Saturday, May 5, 2012


What a ride this is!  There is so much going on in my head these days.  I’m battling my familiar demon, anxiety.  I’ve even been reacquainted with panic attacks.  Over the weeks, some members of the team thought that this was caused by my body physically regulating and I’m sure that is a part of all this but in conversation with my main counsellor yesterday, she suggested that perhaps I’m “just” having emotions that I’ve shoved down for too long.  This idea fits for me.  As unpleasant as it is, I realize that for years I’ve numbed myself out in numerous ways.  Going on and coming off medication is an ongoing saga.  I have good drugs available to me if I need them and I have used them, lately, as indicated.  It’s not the first thing I jump to like I used to.  I use all my skills for relaxation and distraction and if I really can’t get a handle on things, then I take medication.  The last time, however, they didn’t help which shows me that there’s more going on than an imbalance that can be regulated with western medicine.  I’ve often fallen back on the pattern of:  identify symptomàdiagnoseàmedicate/treat.  Maybe, just maybe, the distress I’m feeling now isn’t actually diagnosable.  Perhaps it would be if I was back home.  Someone would be keen to help me experience immediate relief and would likely give me whatever I felt I needed to find that.  Here, I’m challenged to realize that I’m having feelings and the more likely perhaps is that my distracting techniques have actually become stuffing. 

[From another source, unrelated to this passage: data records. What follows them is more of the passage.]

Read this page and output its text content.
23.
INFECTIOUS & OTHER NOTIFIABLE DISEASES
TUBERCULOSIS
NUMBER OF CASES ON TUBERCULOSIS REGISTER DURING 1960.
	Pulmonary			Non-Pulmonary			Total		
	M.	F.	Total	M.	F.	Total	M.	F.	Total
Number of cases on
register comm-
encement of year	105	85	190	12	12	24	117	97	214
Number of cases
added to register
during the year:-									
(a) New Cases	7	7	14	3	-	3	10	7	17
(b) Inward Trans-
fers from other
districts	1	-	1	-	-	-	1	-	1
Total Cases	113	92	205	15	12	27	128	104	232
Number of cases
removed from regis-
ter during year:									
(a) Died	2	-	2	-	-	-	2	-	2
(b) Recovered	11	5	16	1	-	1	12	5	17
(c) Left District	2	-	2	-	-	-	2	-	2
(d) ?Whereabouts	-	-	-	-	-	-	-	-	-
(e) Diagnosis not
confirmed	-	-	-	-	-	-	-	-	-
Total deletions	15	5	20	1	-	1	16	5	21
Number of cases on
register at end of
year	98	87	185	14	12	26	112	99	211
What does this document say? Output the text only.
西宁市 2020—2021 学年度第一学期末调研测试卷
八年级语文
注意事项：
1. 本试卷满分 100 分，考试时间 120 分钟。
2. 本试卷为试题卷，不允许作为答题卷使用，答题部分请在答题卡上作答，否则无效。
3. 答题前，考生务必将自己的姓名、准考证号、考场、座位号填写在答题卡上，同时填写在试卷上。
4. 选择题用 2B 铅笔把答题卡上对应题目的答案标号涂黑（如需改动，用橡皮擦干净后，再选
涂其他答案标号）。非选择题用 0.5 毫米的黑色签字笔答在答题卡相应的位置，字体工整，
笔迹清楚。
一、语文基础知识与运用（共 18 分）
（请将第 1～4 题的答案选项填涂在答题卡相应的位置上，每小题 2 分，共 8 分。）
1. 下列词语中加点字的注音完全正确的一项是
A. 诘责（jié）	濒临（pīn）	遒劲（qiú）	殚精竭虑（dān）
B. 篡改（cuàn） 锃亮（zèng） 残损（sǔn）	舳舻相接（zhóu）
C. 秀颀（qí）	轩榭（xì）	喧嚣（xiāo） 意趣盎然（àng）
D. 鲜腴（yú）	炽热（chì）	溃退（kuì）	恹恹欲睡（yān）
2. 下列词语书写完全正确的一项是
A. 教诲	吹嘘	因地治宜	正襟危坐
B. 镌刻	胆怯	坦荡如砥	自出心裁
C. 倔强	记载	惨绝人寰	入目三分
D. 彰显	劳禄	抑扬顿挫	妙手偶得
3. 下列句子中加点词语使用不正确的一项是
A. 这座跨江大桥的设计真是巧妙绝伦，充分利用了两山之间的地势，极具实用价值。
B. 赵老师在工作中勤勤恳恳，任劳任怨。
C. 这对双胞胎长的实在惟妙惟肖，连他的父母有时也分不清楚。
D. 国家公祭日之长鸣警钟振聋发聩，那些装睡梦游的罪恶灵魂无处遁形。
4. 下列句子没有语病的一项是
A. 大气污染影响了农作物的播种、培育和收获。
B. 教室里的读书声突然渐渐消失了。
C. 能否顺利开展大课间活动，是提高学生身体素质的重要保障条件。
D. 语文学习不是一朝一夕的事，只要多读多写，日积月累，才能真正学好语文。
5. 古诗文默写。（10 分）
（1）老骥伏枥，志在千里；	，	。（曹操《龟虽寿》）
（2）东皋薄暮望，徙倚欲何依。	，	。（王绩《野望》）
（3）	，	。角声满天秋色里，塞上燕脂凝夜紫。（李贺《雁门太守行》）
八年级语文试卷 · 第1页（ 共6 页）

Right now, I seem to feel in extremes and it’s scary.  I go from feeling all right to feeling like a failure at life to feeling like I’m on top of the world.  It feels as bipolar as it sounds.  It’s uncomfortable and I want to moderate it but what I’m realizing now is yet another lesson in patience.  If I haven’t felt much in a very long time due to medication, self-harming behaviours, and full on dissociation, how can I expect to feel?  Do I think that overnight, because I’ve decided, my mind is going to switch and offer me tolerable emotions?  You know, I did think that!  I’m stubborn as an ox in a lot of ways.  Usually that’s all right and in this process it has helped quicken my progress and disenabled any chance of giving up.  In that respect, my stubbornness could be referred to as determination.  With this, I need frequent reminding that my emotional self isn’t used to this.  It’s almost like adolescence in my head.  Growing and feeling…and don’t we all remember how adolescence felt?!
The bigger lesson for me today is the importance of being gentle with myself.  I still feel sometimes that if someone would just smack me, I’d get on with things and more often than that, I want to smack myself and get on with things!  I know that sometimes I need a stern approach.  I need to be told to help myself and do what I know helps even if it doesn’t feel good and it’s exhausting and I don’t want to.  I’m usually able to be that stern voice for myself (sometimes far too harsh!).  Here, I have surprised myself by being responsive to gentility.  It’s quite foreign to me.   I respond to the gentle prodding and encouragement of my team.   I have to figure out how to be gentle with myself now.  The approach I take with myself usually is leaving me chasing my tail.  It’s a bitter cycle.  An example was a few days ago I was feeling annoyed over something very little, then I started getting annoyed that I was feeling annoyed.  I saw the snowball I was creating but didn’t know how to interrupt it.  I don’t like feeling annoyed because I associate that feeling (only as it pertains to me) with being bratty, impatient, spoiled, inconsiderate, etc.  So I stopped feeling that towards the external stimulus that had initiated that and became annoyed with myself for having that feeling.  For some reason, that was more acceptable to be annoyed with myself than let myself be annoyed with something that concerned someone else.  In the end when I let myself talk about it, it turned out that my original feeling was justifiable and many people would have felt a bit ticked-off by what I had experienced.  Somehow, though, I made it negative towards myself and chastised myself for having the feeling.  Now that I’m aware of this, I can try next time to just let myself feel the feeling and realize that I’m doing no harm by having a feeling.  I realize now that my feelings don’t always necessitate action and that’s extremely important for me to be aware of.  It’s now finding the balance between what does and what doesn’t because I know if I ignore what does or brush it off, I will land myself back overwhelmed and entering panic mode.
I thought of some little hokey phrase that I can use for myself.  Instead of “Feel the fear and do it anyway”, for me it’s “Feel the fear and feel it anyway!”  It doesn’t feel good!  But I can do it and the more practice I get of having feelings and letting myself have feelings, including those that don’t feel good, the better I can become at moderating and I hope to be free of panic and free of drugs!